La famille _dei Tassi_, qui devait produire un jour le plus grand poëte épique, héroïque et chevaleresque de l'Italie, était originaire du pays qui enfanta aussi Virgile. Les Tassi, race noble et militaire, déjà connus au douzième siècle, avaient leur château dans les environs de Bergame, non loin de Mantoue, terre féconde, qui ne paraît pas, au premier aspect, favorable à l'imagination, mais qui voit d'en bas les Alpes d'un côté, les Apennins de l'autre, et à qui ces deux hauts horizons noyés dans un ciel limpide inspirent on ne sait quelle grandeur et quelle élévation sereines, qu'on retrouve dans Virgile, dans le Tasse, dans Pétrarque, tous poëtes de la basse Italie.
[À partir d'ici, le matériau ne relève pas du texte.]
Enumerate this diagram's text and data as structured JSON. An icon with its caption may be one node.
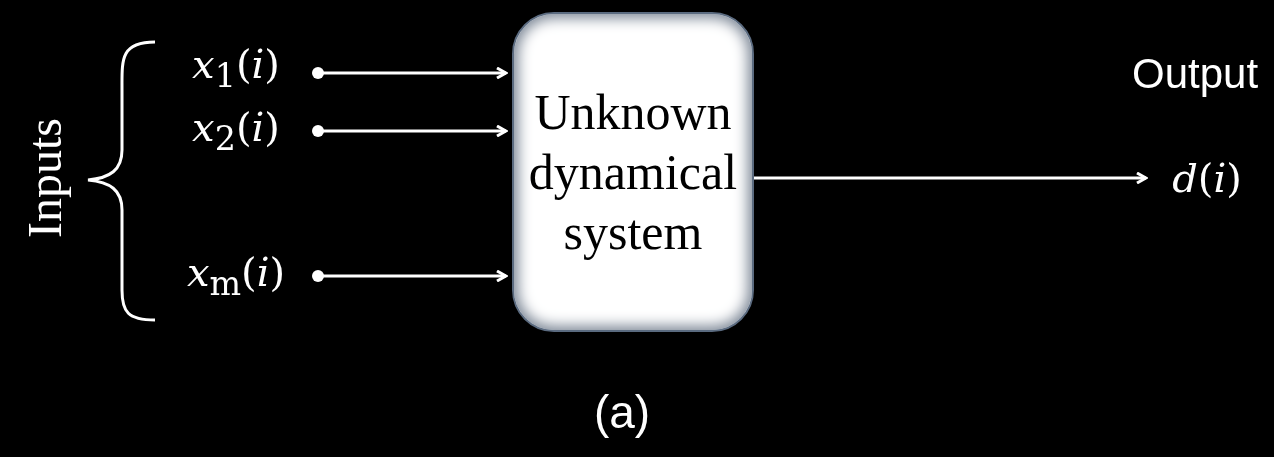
{
  "diagram": {
    "caption": "(a)",
    "nodes": [
      {
        "text": [
          "*x*$_{1}$(*i*)"
        ]
      },
      {
        "text": [
          "*x*$_{2}$(*i*)"
        ]
      },
      {
        "text": [
          "*x*$_{m}$(*i*)"
        ]
      },
      {
        "text": [
          "Unknown dynamical system"
        ]
      },
      {
        "text": [
          "*d*(*i*)"
        ],
        "beside": [
          "Output"
        ]
      }
    ],
    "edges": [
      {
        "from": 0,
        "to": 3,
        "arrow": "to"
      },
      {
        "from": 1,
        "to": 3,
        "arrow": "to"
      },
      {
        "from": 2,
        "to": 3,
        "arrow": "to"
      },
      {
        "from": 3,
        "to": 4,
        "arrow": "to"
      }
    ],
    "labels": [
      "Inputs"
    ]
  }
}
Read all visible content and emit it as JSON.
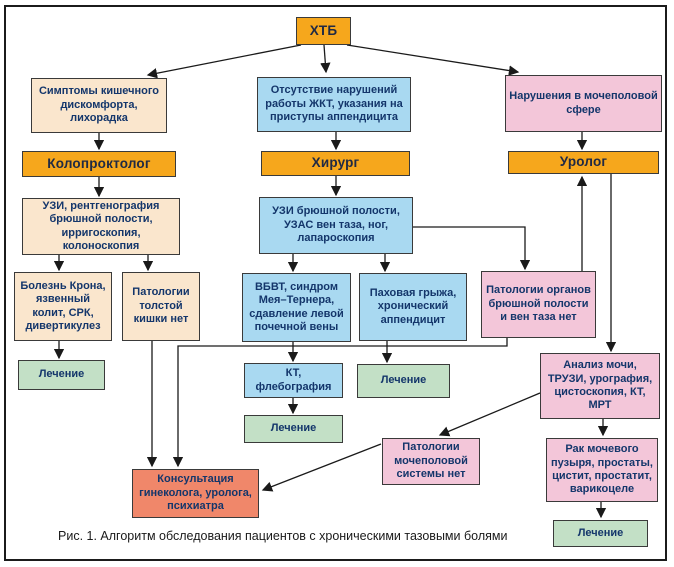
{
  "caption": "Рис. 1. Алгоритм обследования пациентов с хроническими тазовыми болями",
  "colors": {
    "header_box": "#F6A71C",
    "gastro_branch": "#FAE6CD",
    "surgery_branch": "#A9D9F1",
    "urology_branch": "#F3C6D9",
    "treatment": "#C3E0C6",
    "consultation": "#F0876A",
    "text_navy": "#14366B",
    "arrow": "#1A1A1A"
  },
  "nodes": {
    "htb": "ХТБ",
    "symptoms_gi": "Симптомы кишечного дискомфорта, лихорадка",
    "no_gi_disorders": "Отсутствие нарушений работы ЖКТ, указания на приступы аппендицита",
    "urinary_disorders": "Нарушения в мочеполовой сфере",
    "coloproctologist": "Колопроктолог",
    "surgeon": "Хирург",
    "urologist": "Уролог",
    "uzi_left": "УЗИ, рентгенография брюшной полости, ирригоскопия, колоноскопия",
    "uzi_mid": "УЗИ брюшной полости, УЗАС вен таза, ног, лапароскопия",
    "crohn": "Болезнь Крона, язвенный колит, СРК, дивертикулез",
    "no_colon_pathology": "Патологии толстой кишки нет",
    "vbvt": "ВБВТ, синдром Мея–Тернера, сдавление левой почечной вены",
    "hernia": "Паховая грыжа, хронический аппендицит",
    "no_abdominal_pathology": "Патологии органов брюшной полости и вен таза нет",
    "ct_phlebography": "КТ, флебография",
    "urine_tests": "Анализ мочи, ТРУЗИ, урография, цистоскопия, КТ, МРТ",
    "no_gu_pathology": "Патологии мочеполовой системы нет",
    "cancer": "Рак мочевого пузыря, простаты, цистит, простатит, варикоцеле",
    "consultation": "Консультация гинеколога, уролога, психиатра",
    "treatment": "Лечение"
  }
}
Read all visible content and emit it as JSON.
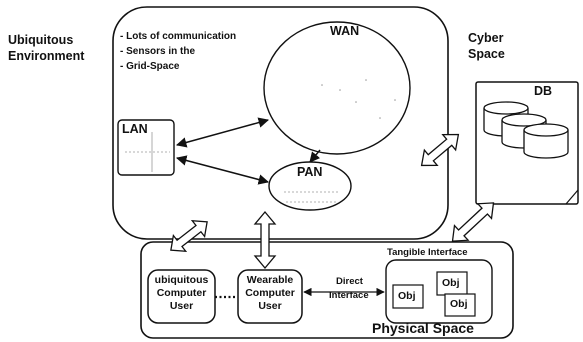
{
  "left_title": {
    "line1": "Ubiquitous",
    "line2": "Environment"
  },
  "bullets": [
    "- Lots of communication",
    "- Sensors in the",
    "- Grid-Space"
  ],
  "nodes": {
    "wan": "WAN",
    "lan": "LAN",
    "pan": "PAN",
    "db": "DB"
  },
  "cyber_space": {
    "line1": "Cyber",
    "line2": "Space"
  },
  "tangible_interface": "Tangible Interface",
  "ubiquitous_user": {
    "line1": "ubiquitous",
    "line2": "Computer",
    "line3": "User"
  },
  "wearable_user": {
    "line1": "Wearable",
    "line2": "Computer",
    "line3": "User"
  },
  "direct_interface": {
    "line1": "Direct",
    "line2": "Interface"
  },
  "objects": [
    "Obj",
    "Obj",
    "Obj"
  ],
  "physical_space": "Physical Space"
}
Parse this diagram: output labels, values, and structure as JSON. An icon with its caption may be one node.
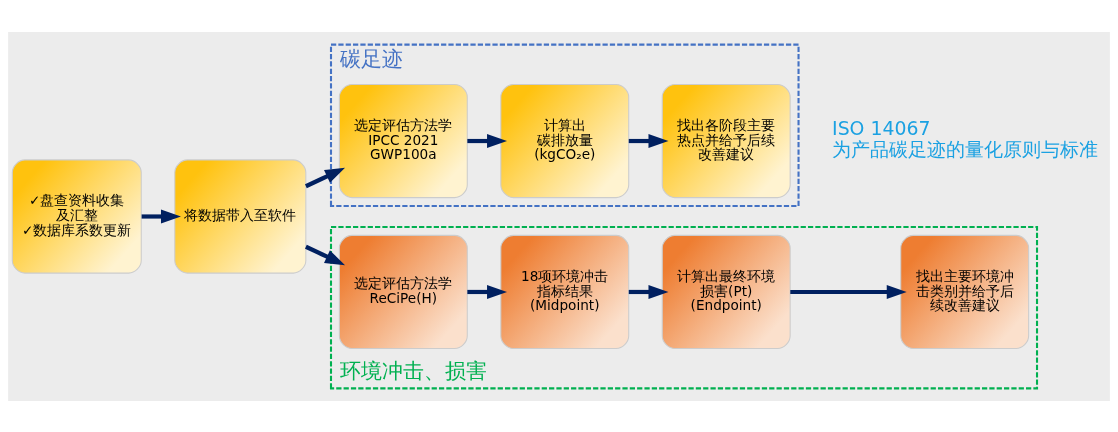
{
  "diagram": {
    "nodes": [
      {
        "text": [
          "✓盘查资料收集及汇整",
          "✓数据库系数更新"
        ]
      },
      {
        "text": [
          "将数据带入至软件"
        ]
      },
      {
        "text": [
          "碳足迹"
        ]
      },
      {
        "text": [
          "选定评估方法学",
          "IPCC 2021 GWP100a"
        ],
        "in": 2
      },
      {
        "text": [
          "计算出",
          "碳排放量",
          "(kgCO₂e)"
        ],
        "in": 2
      },
      {
        "text": [
          "找出各阶段主要热点并给予后续改善建议"
        ],
        "in": 2
      },
      {
        "text": [
          "环境冲击、损害"
        ]
      },
      {
        "text": [
          "选定评估方法学",
          "ReCiPe(H)"
        ],
        "in": 6
      },
      {
        "text": [
          "18项环境冲击指标结果",
          "(Midpoint)"
        ],
        "in": 6
      },
      {
        "text": [
          "计算出最终环境损害(Pt)",
          "(Endpoint)"
        ],
        "in": 6
      },
      {
        "text": [
          "找出主要环境冲击类别并给予后续改善建议"
        ],
        "in": 6
      }
    ],
    "edges": [
      {
        "from": 0,
        "to": 1,
        "arrow": "to"
      },
      {
        "from": 1,
        "to": 3,
        "arrow": "to"
      },
      {
        "from": 1,
        "to": 7,
        "arrow": "to"
      },
      {
        "from": 3,
        "to": 4,
        "arrow": "to"
      },
      {
        "from": 4,
        "to": 5,
        "arrow": "to"
      },
      {
        "from": 7,
        "to": 8,
        "arrow": "to"
      },
      {
        "from": 8,
        "to": 9,
        "arrow": "to"
      },
      {
        "from": 9,
        "to": 10,
        "arrow": "to"
      }
    ],
    "labels": [
      "ISO 14067 为产品碳足迹的量化原则与标准"
    ]
  }
}
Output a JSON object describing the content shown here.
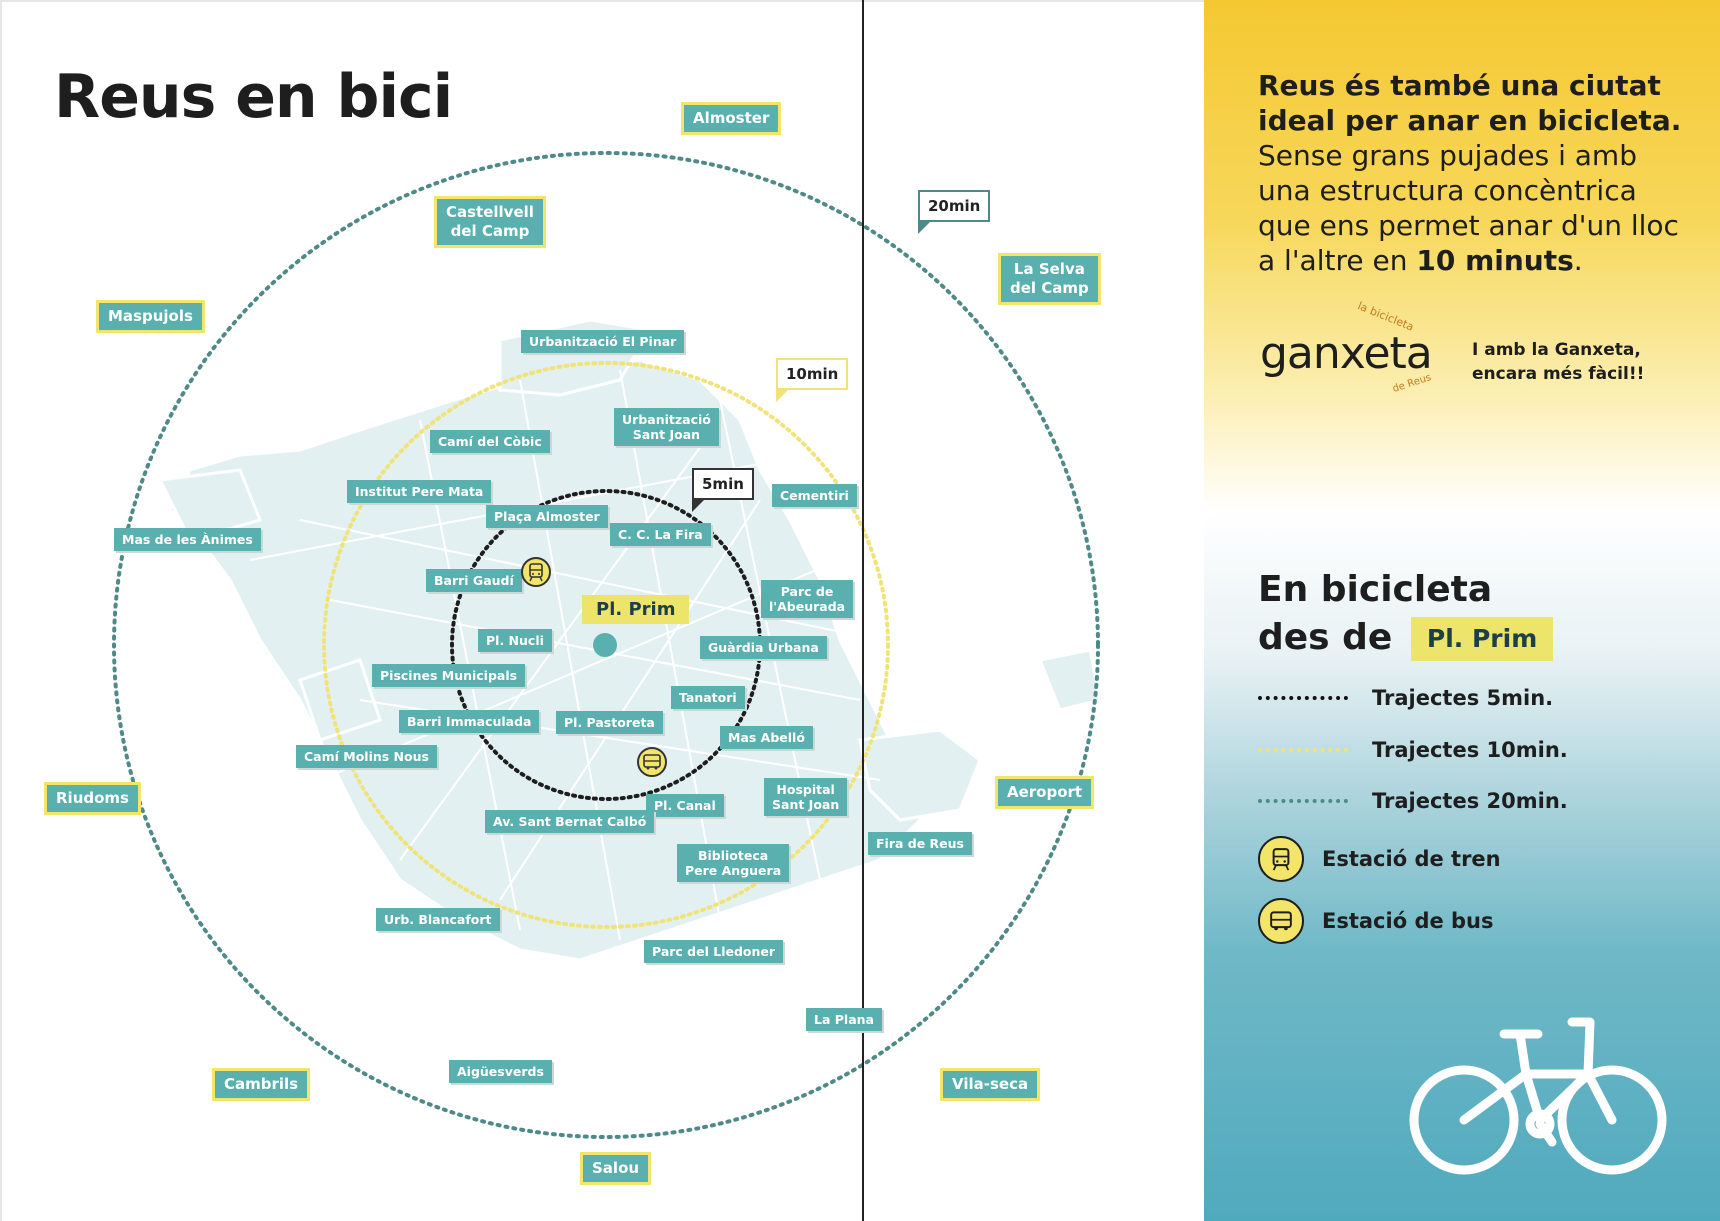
{
  "map": {
    "title": "Reus en bici",
    "center_label": "Pl. Prim",
    "ring_labels": {
      "r5": "5min",
      "r10": "10min",
      "r20": "20min"
    },
    "ring_colors": {
      "r5": "#1e1e1e",
      "r10": "#f0e37a",
      "r20": "#4f8a88"
    },
    "towns": [
      "Almoster",
      "Castellvell\ndel Camp",
      "La Selva\ndel Camp",
      "Maspujols",
      "Riudoms",
      "Aeroport",
      "Cambrils",
      "Vila-seca",
      "Salou"
    ],
    "places": [
      "Urbanització El Pinar",
      "Urbanització\nSant Joan",
      "Camí del Còbic",
      "Institut Pere Mata",
      "Cementiri",
      "Plaça Almoster",
      "C. C. La Fira",
      "Mas de les Ànimes",
      "Barri Gaudí",
      "Parc de\nl'Abeurada",
      "Pl. Nucli",
      "Guàrdia Urbana",
      "Piscines Municipals",
      "Tanatori",
      "Barri Immaculada",
      "Pl. Pastoreta",
      "Mas Abelló",
      "Camí Molins Nous",
      "Hospital\nSant Joan",
      "Pl. Canal",
      "Av. Sant Bernat Calbó",
      "Fira de Reus",
      "Biblioteca\nPere Anguera",
      "Urb. Blancafort",
      "Parc del Lledoner",
      "La Plana",
      "Aigüesverds"
    ],
    "tag_color": "#5ab0ae",
    "town_border_color": "#f2e56a",
    "stations": [
      {
        "type": "train",
        "icon": "train-icon"
      },
      {
        "type": "bus",
        "icon": "bus-icon"
      }
    ]
  },
  "panel": {
    "intro_bold": "Reus és també una ciutat ideal per anar en bicicleta.",
    "intro_regular": "Sense grans pujades i amb una estructura concèntrica que ens permet anar d'un lloc a l'altre en",
    "intro_emph": "10 minuts",
    "intro_end": ".",
    "logo": {
      "word": "ganxeta",
      "top": "la bicicleta",
      "bottom": "de Reus"
    },
    "logo_caption": "I amb la Ganxeta, encara més fàcil!!",
    "from_heading_1": "En bicicleta",
    "from_heading_2": "des de",
    "from_place": "Pl. Prim",
    "legend": [
      {
        "label": "Trajectes 5min.",
        "color": "#111111"
      },
      {
        "label": "Trajectes 10min.",
        "color": "#f0e37a"
      },
      {
        "label": "Trajectes 20min.",
        "color": "#4f8a88"
      },
      {
        "label": "Estació de tren",
        "icon": "train-icon"
      },
      {
        "label": "Estació de bus",
        "icon": "bus-icon"
      }
    ],
    "accent_yellow": "#f5c832",
    "accent_teal": "#50aabd"
  }
}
Les ancêtres du poëte étaient seigneurs de Cornello, château fort situé sur une montagne du versant des Alpes non loin de Bergame. Après la fin des guerres civiles ils étaient descendus à Bergame, où leur famille subsiste encore aujourd'hui. Le père du poëte s'appelait _Bernardo Tasso_, il était né en 1493; orphelin de bonne heure, et sans fortune, il fut élevé par un de ses oncles, évêque de Ricannoti. Ses progrès dans les lettres et surtout dans la poésie furent rapides; les vers écrits par lui avant l'âge de dix-huit ans peuvent rivaliser avec ceux de son fils. L'évêque de Ricannoti, ayant péri par la main d'un assassin en 1520, laissa Bernardo sans appui; il entra comme tous les gentilshommes sans autre fortune que son talent et son épée au service de Guido Rangoni, général des armées du pape. Il fut envoyé par Rangoni et par le Pontife à Paris pour solliciter du roi François Ier l'envoi d'une armée en Italie au secours du pape emprisonné par les Impériaux. Il réussit dans son ambassade. Après la malheureuse expédition de François Ier, Bernardo entra au service de la duchesse de Ferrare; il était épris alors d'une beauté célèbre dans ces cours, Ginevra Malatesta, célébrée aussi par l'Arioste et par tous les poëtes du temps comme l'Hélène sans tache de l'Italie. Bernardo osait aspirer à la main de Ginevra. Le choix qu'elle fit d'un autre époux l'attrista sans décourager son admiration pour elle; il lui demande dans ses odes désintéressées de lui permettre seulement de l'adorer de loin jusqu'à la mort et de lui promettre dans une autre vie le retour platonique de la passion qu'il lui a vouée sur la terre. Ces poésies sont un cadre digne du nom et de la merveilleuse beauté de Ginevra; on voit que les amours malheureux pour les princesses étaient un exemple de père en fils dans la maison des Tassi.